Ncube actually wants to give with one hand and take with the other as he raised value added tax (VAT) from 15% to 15.5% in the proposed 2026 budget.

Finance minister Mthuli Ncube’s proposal to cut only the 2% intermediated monetary transfer tax (IMTT) to 1.5% will not provide any relief to the country’s struggling businesses and ordinary people, who are choking under excessive tariffs.

Ncube actually wants to give with one hand and take with the other as he raised value added tax (VAT) from 15% to 15.5% in the proposed 2026 budget.

He also proposed to keep the IMTT for US dollars at 2%. Most Zimbabweans now transact in US dollars as the ZiG, which was introduced last year, remains in short supply.

Ahead of the budget, Ncube had received representations from the Confederation of Zimbabwe Industries (CZI) to scrap the IMTT altogether because it is suffocating businesses..

For years, CZI has argued that the IMTT pushes production costs by as much as 10% as it applies to the whole value chain. 

After last year’s budget, the industry body told Ncube that because the tax that was first introduced in 2018  “local products are thus priced relatively higher than regional products, thereby undermining country competitiveness.”

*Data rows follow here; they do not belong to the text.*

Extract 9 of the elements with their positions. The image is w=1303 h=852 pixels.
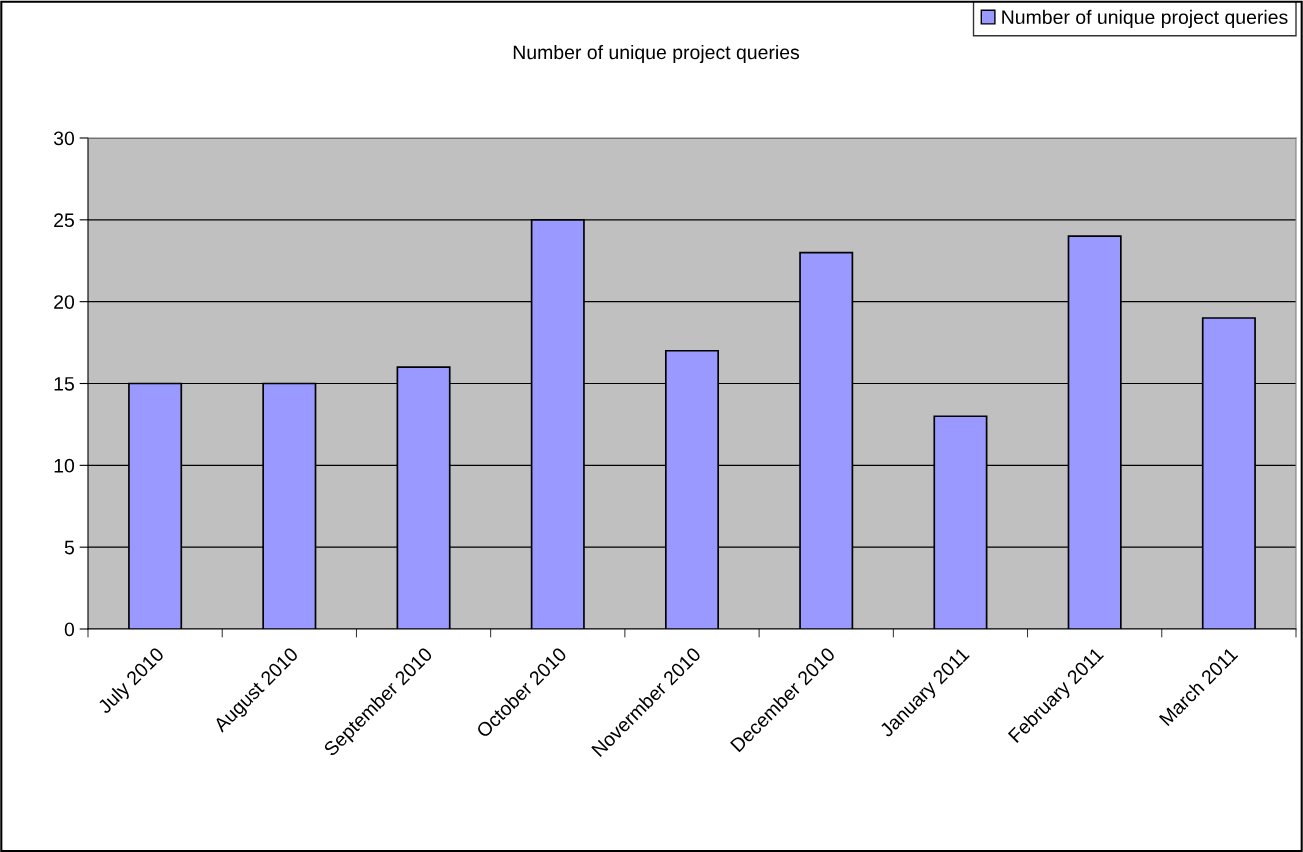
chart-title: Number of unique project queries (513, 44, 800, 64)
y-tick-label: 15 (54, 377, 74, 391)
y-tick-label: 0 (64, 622, 75, 637)
legend-label: Number of unique project queries (1002, 9, 1288, 28)
y-tick-label: 30 (53, 131, 75, 146)
y-tick-label: 10 (54, 458, 75, 473)
y-tick-label: 5 (64, 540, 74, 555)
y-tick-label: 25 (54, 213, 74, 228)
y-tick-label: 20 (54, 295, 75, 309)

CZI argued that manufacturers were forced to push the tax to consumers. The body made a similar representation to the minister before he presented his budget last Thursday, which was seemingly ignored.

Ncube’s own party, Zanu PF, also resolved at its annual conference in October that it was high time that the tax on electronic transactions be scrapped because it was contributing to the high cost of living in Zimbabwe.

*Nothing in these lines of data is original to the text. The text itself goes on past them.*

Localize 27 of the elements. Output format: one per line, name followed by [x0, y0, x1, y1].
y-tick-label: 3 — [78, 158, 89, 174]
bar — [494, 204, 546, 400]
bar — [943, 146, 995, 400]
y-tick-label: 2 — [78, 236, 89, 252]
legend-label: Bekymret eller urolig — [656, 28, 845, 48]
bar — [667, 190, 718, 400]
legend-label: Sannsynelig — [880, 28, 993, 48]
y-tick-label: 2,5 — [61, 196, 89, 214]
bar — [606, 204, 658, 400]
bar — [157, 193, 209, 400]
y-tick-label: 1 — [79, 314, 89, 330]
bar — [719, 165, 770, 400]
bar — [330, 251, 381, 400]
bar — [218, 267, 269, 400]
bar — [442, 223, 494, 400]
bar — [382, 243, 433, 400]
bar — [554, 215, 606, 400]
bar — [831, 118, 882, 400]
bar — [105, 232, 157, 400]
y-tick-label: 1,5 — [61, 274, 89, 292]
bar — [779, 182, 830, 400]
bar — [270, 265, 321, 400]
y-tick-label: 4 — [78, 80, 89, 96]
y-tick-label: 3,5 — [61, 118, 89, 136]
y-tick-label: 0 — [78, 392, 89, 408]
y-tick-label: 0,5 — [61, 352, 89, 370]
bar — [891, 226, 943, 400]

Besides stubbornly holding on to the IMTT, the minister introduced other new taxes, including the 15% digital services withholding tax on global tech giants, including Google, YouTube, and satellite internet provider Starlink.

He also removed the qualifying threshold for the 5% electronic commerce operators’ tax, meaning all foreign e-commerce platforms serving Zimbabwe must now comply, regardless of revenue size.

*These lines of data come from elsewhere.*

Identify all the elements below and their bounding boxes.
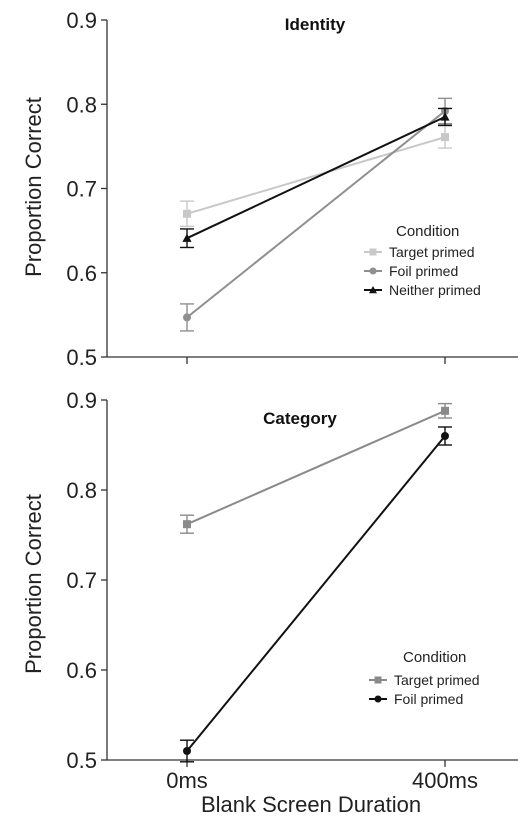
data-point [183,313,191,322]
legend-label: Neither primed [389,282,481,298]
legend-key-marker [368,285,378,294]
series-line [186,435,446,752]
x-tick-label: 0ms [166,768,208,793]
y-tick-label: 0.7 [66,568,97,593]
legend-items: Target primed Foil primed Neither primed [364,244,481,298]
x-tick-label: 400ms [412,768,478,793]
legend-key-marker [374,676,382,684]
y-tick-label: 0.7 [66,177,97,202]
x-ticks [186,357,446,364]
data-point [183,209,191,218]
legend-key-marker [369,267,377,275]
panel-title: Identity [285,15,346,34]
y-axis-label: Proportion Correct [21,97,46,277]
series-line [186,409,446,526]
y-axis-label: Proportion Correct [21,494,46,674]
identity-panel: Identity Proportion Correct 0.5 0.6 0.7 0.8… [21,8,518,370]
y-tick-label: 0.6 [66,261,97,286]
panel-title: Category [263,409,337,428]
y-ticks: 0.5 0.6 0.7 0.8 0.9 [66,388,107,773]
series [180,107,452,249]
legend-label: Foil primed [389,263,458,279]
legend-key-marker [374,695,382,703]
legend-label: Target primed [389,244,475,260]
data-point [440,112,450,121]
series-line [186,115,446,240]
legend-title: Condition [403,649,466,666]
legend-key-marker [369,248,377,256]
legend-label: Target primed [394,672,480,688]
category-panel: Category Proportion Correct 0.5 0.6 0.7 0.8… [21,388,518,793]
y-tick-label: 0.5 [66,748,97,773]
x-axis-title: Blank Screen Duration [201,792,421,817]
data-point [441,133,449,142]
data-point [183,747,191,755]
legend-title: Condition [396,223,459,240]
series-line [186,110,446,319]
y-tick-label: 0.9 [66,388,97,413]
series [180,125,452,228]
series-line [186,136,446,215]
series [180,426,452,763]
y-tick-label: 0.8 [66,92,97,117]
legend: Condition Target primed Foil primed Neithe… [364,223,481,298]
y-tick-label: 0.9 [66,8,97,33]
y-tick-label: 0.5 [66,345,97,370]
data-point [441,406,449,415]
legend: Condition Target primed Foil primed [369,649,480,707]
y-tick-label: 0.8 [66,478,97,503]
series-layer [180,97,452,332]
series [180,402,452,534]
data-point [182,233,192,242]
y-ticks: 0.5 0.6 0.7 0.8 0.9 [66,8,107,370]
series-layer [180,402,452,763]
legend-items: Target primed Foil primed [369,672,480,707]
data-point [441,432,449,440]
legend-label: Foil primed [394,691,463,707]
data-point [183,520,191,529]
x-ticks: 0ms 400ms [166,760,478,793]
y-tick-label: 0.6 [66,658,97,683]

Such measures would not only hurt the majority poor, but are also contrary to the government’s started goals to improve the ease of doing business.

Zimbabweans are among some of the most taxed people and at the same time the country has some of the highest poverty levels in the world.

There is clearly a big problem with the government’s overreliance on taxes to fund its operations.

Instead of piling taxes on already over taxed businesses and citizens, the government should be coming up with solid measures to plug revenue leakages.

The country loses billions of dollars through illicit financial flows driven by known politically exposed people, who flaunt their ill-gotten wealth every day, yet it is the poor citizens who have to shoulder the burden of financing government operations.

There is nothing more diabolical than that.